Kentucky and Georgia followed at 0.85% and 0.77%. New Jersey, the hardest-hit Northeast state, paid 0.7% of GDP.
Connecticut fared better. Importers here paid roughly $692 million in IEEPA duties between February and December 2025, equal to 0.18% of state GDP and placing the state in the bottom third nationally.
Connecticut importers paid roughly $692 million in IEEPA duties over 11 months.
Within the Northeast, Connecticut’s burden came in below Massachusetts, Rhode Island, New York, New Jersey, and Pennsylvania.
The dollar figure is still substantial in state fiscal terms.
To put into perspective, the $692 million Connecticut importers paid over 11 months exceeds the full annual value of the 2023 Lamont tax relief package, which the administration estimated at $460 million a year across the income tax cut, the expanded Earned Income Tax Credit, and the senior pension exemption.
It also likely exceeds nearly a decade of revenue from the state’s so-called “temporary” 10% corporate tax surcharge.
Drag on the Business Environment
Tariffs weighed on a Connecticut manufacturing sector that was already under strain.
The sector shed 2,600 jobs in 2025, a 1.7% decline that pushed employment to its lowest level since 2021 and marked the steepest single-year loss outside of the pandemic in over a decade.
Nationally, manufacturing contracted for nine consecutive months through November.
Respondents to the ISM’s nationwide October Manufacturing PMI survey filed more than six negative comments about tariffs for every positive comment of any kind.
Two-thirds of Connecticut manufacturers believed tariffs negatively impacted their business.
Connecticut manufacturers voiced the same frustration.

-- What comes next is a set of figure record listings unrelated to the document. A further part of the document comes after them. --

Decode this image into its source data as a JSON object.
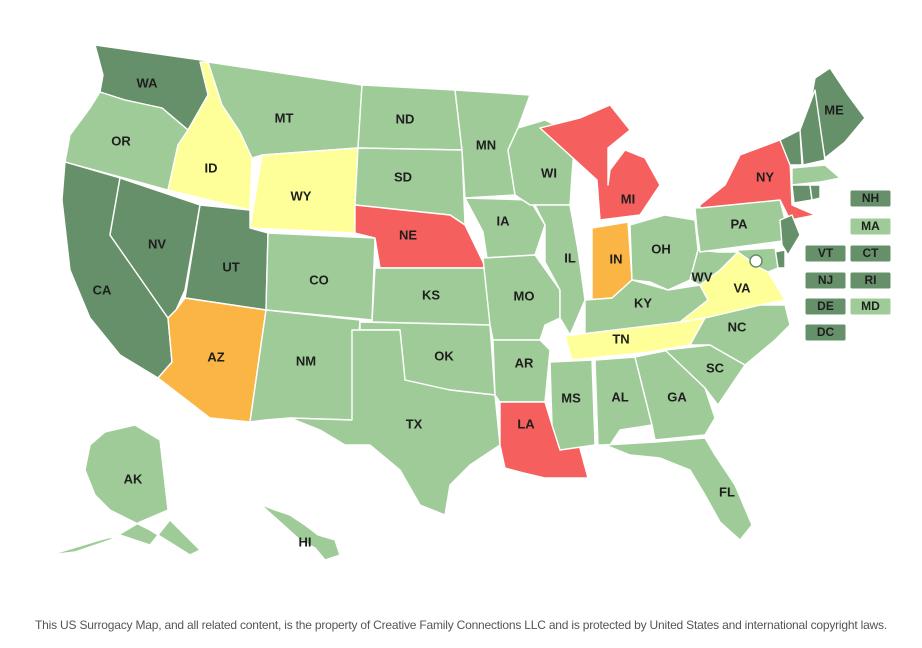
{
  "colors": {
    "dark_green": "#66906a",
    "light_green": "#9fcb98",
    "yellow": "#ffff99",
    "orange": "#fbb545",
    "red": "#f5605e"
  },
  "states": [
    {
      "code": "WA",
      "label": "WA",
      "status": "dark_green"
    },
    {
      "code": "OR",
      "label": "OR",
      "status": "light_green"
    },
    {
      "code": "CA",
      "label": "CA",
      "status": "dark_green"
    },
    {
      "code": "NV",
      "label": "NV",
      "status": "dark_green"
    },
    {
      "code": "ID",
      "label": "ID",
      "status": "yellow"
    },
    {
      "code": "MT",
      "label": "MT",
      "status": "light_green"
    },
    {
      "code": "WY",
      "label": "WY",
      "status": "yellow"
    },
    {
      "code": "UT",
      "label": "UT",
      "status": "dark_green"
    },
    {
      "code": "AZ",
      "label": "AZ",
      "status": "orange"
    },
    {
      "code": "CO",
      "label": "CO",
      "status": "light_green"
    },
    {
      "code": "NM",
      "label": "NM",
      "status": "light_green"
    },
    {
      "code": "ND",
      "label": "ND",
      "status": "light_green"
    },
    {
      "code": "SD",
      "label": "SD",
      "status": "light_green"
    },
    {
      "code": "NE",
      "label": "NE",
      "status": "red"
    },
    {
      "code": "KS",
      "label": "KS",
      "status": "light_green"
    },
    {
      "code": "OK",
      "label": "OK",
      "status": "light_green"
    },
    {
      "code": "TX",
      "label": "TX",
      "status": "light_green"
    },
    {
      "code": "MN",
      "label": "MN",
      "status": "light_green"
    },
    {
      "code": "IA",
      "label": "IA",
      "status": "light_green"
    },
    {
      "code": "MO",
      "label": "MO",
      "status": "light_green"
    },
    {
      "code": "AR",
      "label": "AR",
      "status": "light_green"
    },
    {
      "code": "LA",
      "label": "LA",
      "status": "red"
    },
    {
      "code": "WI",
      "label": "WI",
      "status": "light_green"
    },
    {
      "code": "IL",
      "label": "IL",
      "status": "light_green"
    },
    {
      "code": "MI",
      "label": "MI",
      "status": "red"
    },
    {
      "code": "IN",
      "label": "IN",
      "status": "orange"
    },
    {
      "code": "OH",
      "label": "OH",
      "status": "light_green"
    },
    {
      "code": "KY",
      "label": "KY",
      "status": "light_green"
    },
    {
      "code": "TN",
      "label": "TN",
      "status": "yellow"
    },
    {
      "code": "MS",
      "label": "MS",
      "status": "light_green"
    },
    {
      "code": "AL",
      "label": "AL",
      "status": "light_green"
    },
    {
      "code": "GA",
      "label": "GA",
      "status": "light_green"
    },
    {
      "code": "FL",
      "label": "FL",
      "status": "light_green"
    },
    {
      "code": "SC",
      "label": "SC",
      "status": "light_green"
    },
    {
      "code": "NC",
      "label": "NC",
      "status": "light_green"
    },
    {
      "code": "VA",
      "label": "VA",
      "status": "yellow"
    },
    {
      "code": "WV",
      "label": "WV",
      "status": "light_green"
    },
    {
      "code": "PA",
      "label": "PA",
      "status": "light_green"
    },
    {
      "code": "NY",
      "label": "NY",
      "status": "red"
    },
    {
      "code": "ME",
      "label": "ME",
      "status": "dark_green"
    },
    {
      "code": "VT",
      "label": "",
      "status": "dark_green"
    },
    {
      "code": "NH",
      "label": "",
      "status": "dark_green"
    },
    {
      "code": "MA",
      "label": "",
      "status": "light_green"
    },
    {
      "code": "CT",
      "label": "",
      "status": "dark_green"
    },
    {
      "code": "RI",
      "label": "",
      "status": "dark_green"
    },
    {
      "code": "NJ",
      "label": "",
      "status": "dark_green"
    },
    {
      "code": "DE",
      "label": "",
      "status": "dark_green"
    },
    {
      "code": "MD",
      "label": "",
      "status": "light_green"
    },
    {
      "code": "AK",
      "label": "AK",
      "status": "light_green"
    },
    {
      "code": "HI",
      "label": "HI",
      "status": "light_green"
    }
  ],
  "small_states": [
    {
      "code": "NH",
      "label": "NH",
      "status": "dark_green"
    },
    {
      "code": "MA",
      "label": "MA",
      "status": "light_green"
    },
    {
      "code": "VT",
      "label": "VT",
      "status": "dark_green"
    },
    {
      "code": "CT",
      "label": "CT",
      "status": "dark_green"
    },
    {
      "code": "NJ",
      "label": "NJ",
      "status": "dark_green"
    },
    {
      "code": "RI",
      "label": "RI",
      "status": "dark_green"
    },
    {
      "code": "DE",
      "label": "DE",
      "status": "dark_green"
    },
    {
      "code": "MD",
      "label": "MD",
      "status": "light_green"
    },
    {
      "code": "DC",
      "label": "DC",
      "status": "dark_green"
    }
  ],
  "copyright": "This US Surrogacy Map, and all related content, is the property of Creative Family Connections LLC and is protected by United States and international copyright laws."
}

CBIA’s 2025 Manufacturing Report shows 66% of manufacturers believed tariffs negatively impacted their business, with 3% saying the levies were positive.
Ninety-five percent said the cost of doing business was rising, with tariffs compounding pressure from labor, healthcare, and energy costs.
Refunds do not reverse the supply chain and pricing decisions producers made over a year of IEEPA duties, but they return capital to a sector running on thin margins, and hopefully will help producers recover from a challenging 2025.